Memphis Tennessee Garrison
The Remarkable Story of a Black Appalachian Woman
Memphis Tennessee Garrison was a schoolteacher and prominent early figure in the National Association for the Advancement of Colored People (NAACP). Bickley lets Garrison tell her story, offering a new view of Appalachia. “What has traditionally been presented as ‘Appalachian’ is a pervasive image of agriculturally based rural people who create quilts, crafts, and country music, most growing out of European-derived customs,” note the editors. Little known outside the coal-mining “hollers” of West Virginia, Garrison’s story is the history of the black people of the region.
Starting with a recently discovered oral history recorded by Garrison more than 30 years ago, Bickley, an educator who introduced the first Black Literature class at West Virginia State University, presents several chapters of additional information, then proceeds with Garrison’s account of her life. Garrison, born in 1890 the daughter and granddaughter of slaves, got her name because her red-headed mulatto aunt was one of the first teachers in that city. “After being there awhile she came home and there was a little baby that didn’t have a name.” In her own words Garrison relates her family history, including her memory of the scars on her grandfather’s back: “The welts on Granddaddy’s back were like your finger-ridges, crisscrossed just as that whip struck.”

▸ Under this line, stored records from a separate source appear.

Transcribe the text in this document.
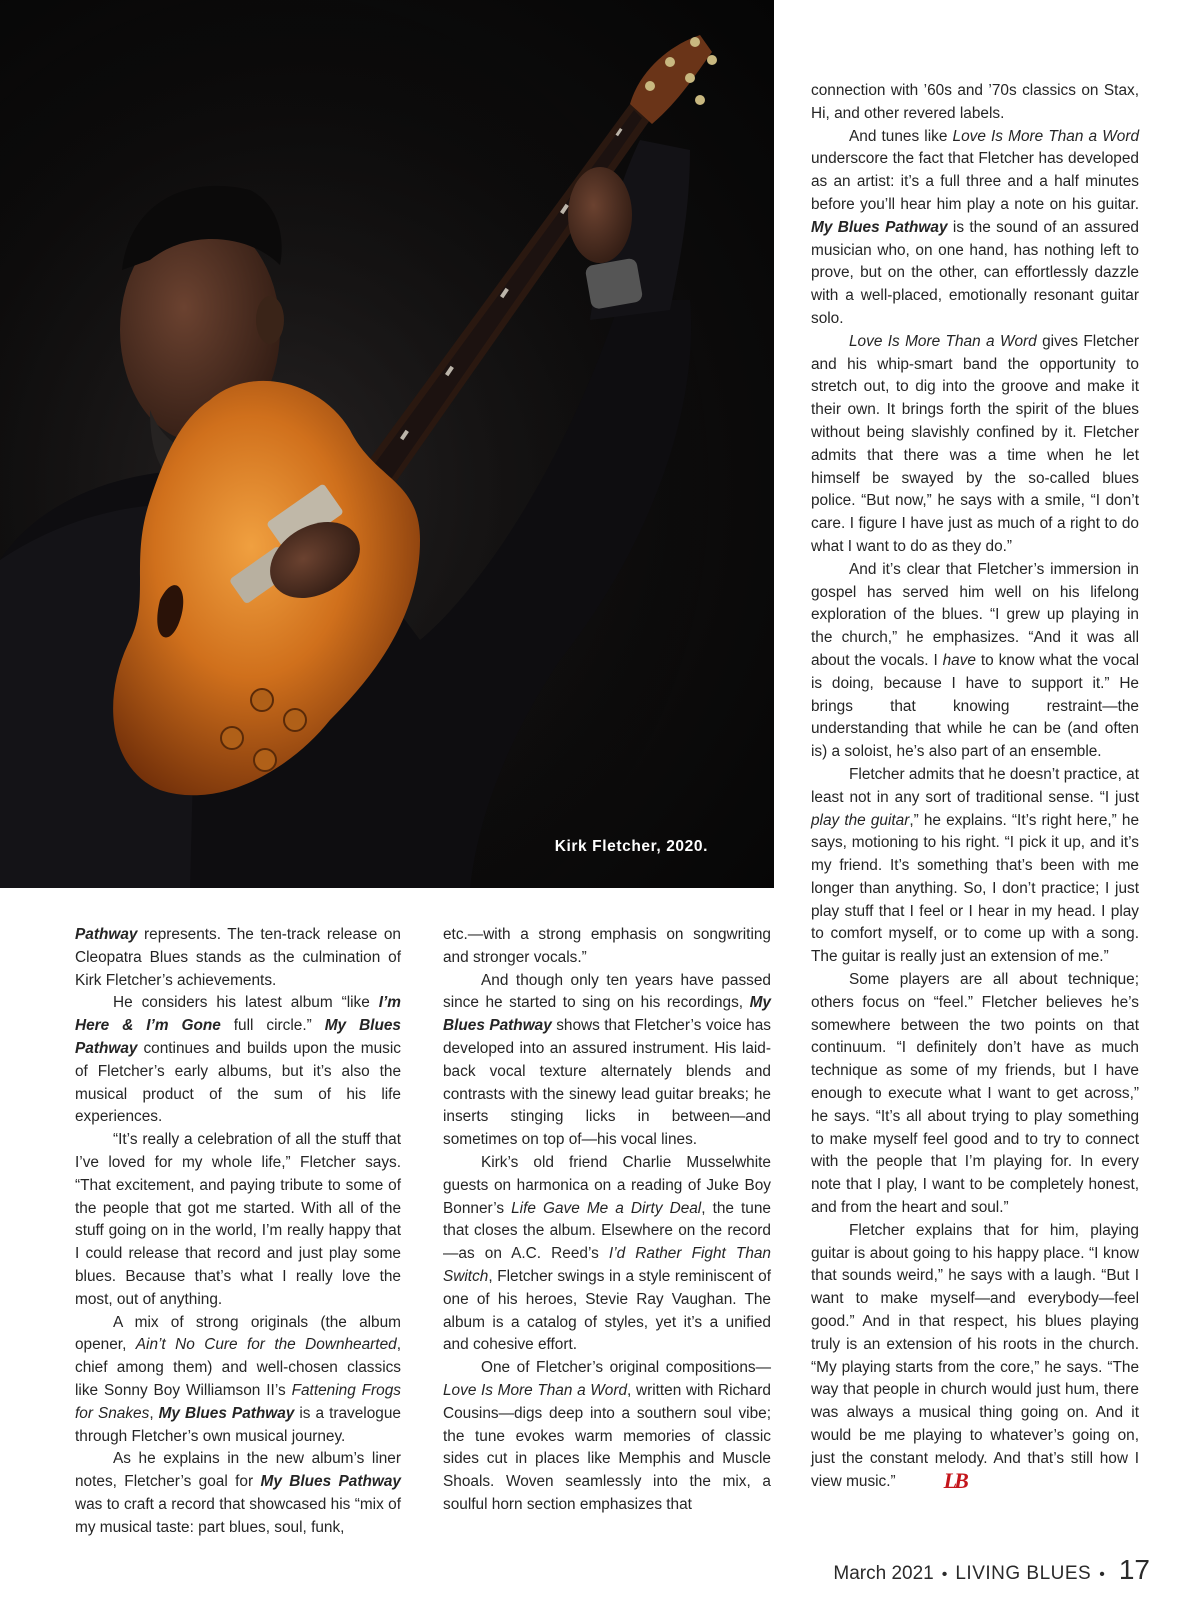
Kirk Fletcher, 2020.

Pathway represents. The ten-track release on Cleopatra Blues stands as the culmination of Kirk Fletcher’s achievements.

He considers his latest album “like I’m Here & I’m Gone full circle.” My Blues Pathway continues and builds upon the music of Fletcher’s early albums, but it’s also the musical product of the sum of his life experiences.

“It’s really a celebration of all the stuff that I’ve loved for my whole life,” Fletcher says. “That excitement, and paying tribute to some of the people that got me started. With all of the stuff going on in the world, I’m really happy that I could release that record and just play some blues. Because that’s what I really love the most, out of anything.

A mix of strong originals (the album opener, Ain’t No Cure for the Downhearted, chief among them) and well-chosen classics like Sonny Boy Williamson II’s Fattening Frogs for Snakes, My Blues Pathway is a travelogue through Fletcher’s own musical journey.

As he explains in the new album’s liner notes, Fletcher’s goal for My Blues Pathway was to craft a record that showcased his “mix of my musical taste: part blues, soul, funk,

etc.—with a strong emphasis on songwriting and stronger vocals.”

And though only ten years have passed since he started to sing on his recordings, My Blues Pathway shows that Fletcher’s voice has developed into an assured instrument. His laid-back vocal texture alternately blends and contrasts with the sinewy lead guitar breaks; he inserts stinging licks in between—and sometimes on top of—his vocal lines.

Kirk’s old friend Charlie Musselwhite guests on harmonica on a reading of Juke Boy Bonner’s Life Gave Me a Dirty Deal, the tune that closes the album. Elsewhere on the record—as on A.C. Reed’s I’d Rather Fight Than Switch, Fletcher swings in a style reminiscent of one of his heroes, Stevie Ray Vaughan. The album is a catalog of styles, yet it’s a unified and cohesive effort.

One of Fletcher’s original compositions—Love Is More Than a Word, written with Richard Cousins—digs deep into a southern soul vibe; the tune evokes warm memories of classic sides cut in places like Memphis and Muscle Shoals. Woven seamlessly into the mix, a soulful horn section emphasizes that

connection with ’60s and ’70s classics on Stax, Hi, and other revered labels.

And tunes like Love Is More Than a Word underscore the fact that Fletcher has developed as an artist: it’s a full three and a half minutes before you’ll hear him play a note on his guitar. My Blues Pathway is the sound of an assured musician who, on one hand, has nothing left to prove, but on the other, can effortlessly dazzle with a well-placed, emotionally resonant guitar solo.

Love Is More Than a Word gives Fletcher and his whip-smart band the opportunity to stretch out, to dig into the groove and make it their own. It brings forth the spirit of the blues without being slavishly confined by it. Fletcher admits that there was a time when he let himself be swayed by the so-called blues police. “But now,” he says with a smile, “I don’t care. I figure I have just as much of a right to do what I want to do as they do.”

And it’s clear that Fletcher’s immersion in gospel has served him well on his lifelong exploration of the blues. “I grew up playing in the church,” he emphasizes. “And it was all about the vocals. I have to know what the vocal is doing, because I have to support it.” He brings that knowing restraint—the understanding that while he can be (and often is) a soloist, he’s also part of an ensemble.

Fletcher admits that he doesn’t practice, at least not in any sort of traditional sense. “I just play the guitar,” he explains. “It’s right here,” he says, motioning to his right. “I pick it up, and it’s my friend. It’s something that’s been with me longer than anything. So, I don’t practice; I just play stuff that I feel or I hear in my head. I play to comfort myself, or to come up with a song. The guitar is really just an extension of me.”

Some players are all about technique; others focus on “feel.” Fletcher believes he’s somewhere between the two points on that continuum. “I definitely don’t have as much technique as some of my friends, but I have enough to execute what I want to get across,” he says. “It’s all about trying to play something to make myself feel good and to try to connect with the people that I’m playing for. In every note that I play, I want to be completely honest, and from the heart and soul.”

Fletcher explains that for him, playing guitar is about going to his happy place. “I know that sounds weird,” he says with a laugh. “But I want to make myself—and everybody—feel good.” And in that respect, his blues playing truly is an extension of his roots in the church. “My playing starts from the core,” he says. “The way that people in church would just hum, there was always a musical thing going on. And it would be me playing to whatever’s going on, just the constant melody. And that’s still how I view music.” LB

March 2021 • LIVING BLUES • 17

Bickley’s theory is that Garrison, and women like her, laid the foundation for the civil rights achievements of the 1960s. She served as a conduit between the upper management of U.S. Steel in her hometown of Gary, West Virginia and the coal miners, largely black and immigrant. Garrison spear-headed the Negro Artists’ Series in the 1920s and brought black performers to the area; she paid for hot breakfasts for school children out of her own pocket; she became politically active on local, state, and national levels. She was a vice-president of the NAACP board of directors in the early 1960s and a member of President Lyndon Johnson’s 1964 National Citizens Committee on Community Relations.
Garrison died in 1988 at age 98. Her story sheds light on a time and a place outside mainstream American consciousness. A former first-grade student later recalled: “In the twenties we had no voice. Mrs. Garrison was our spokesperson. She was a pioneer for our rights.”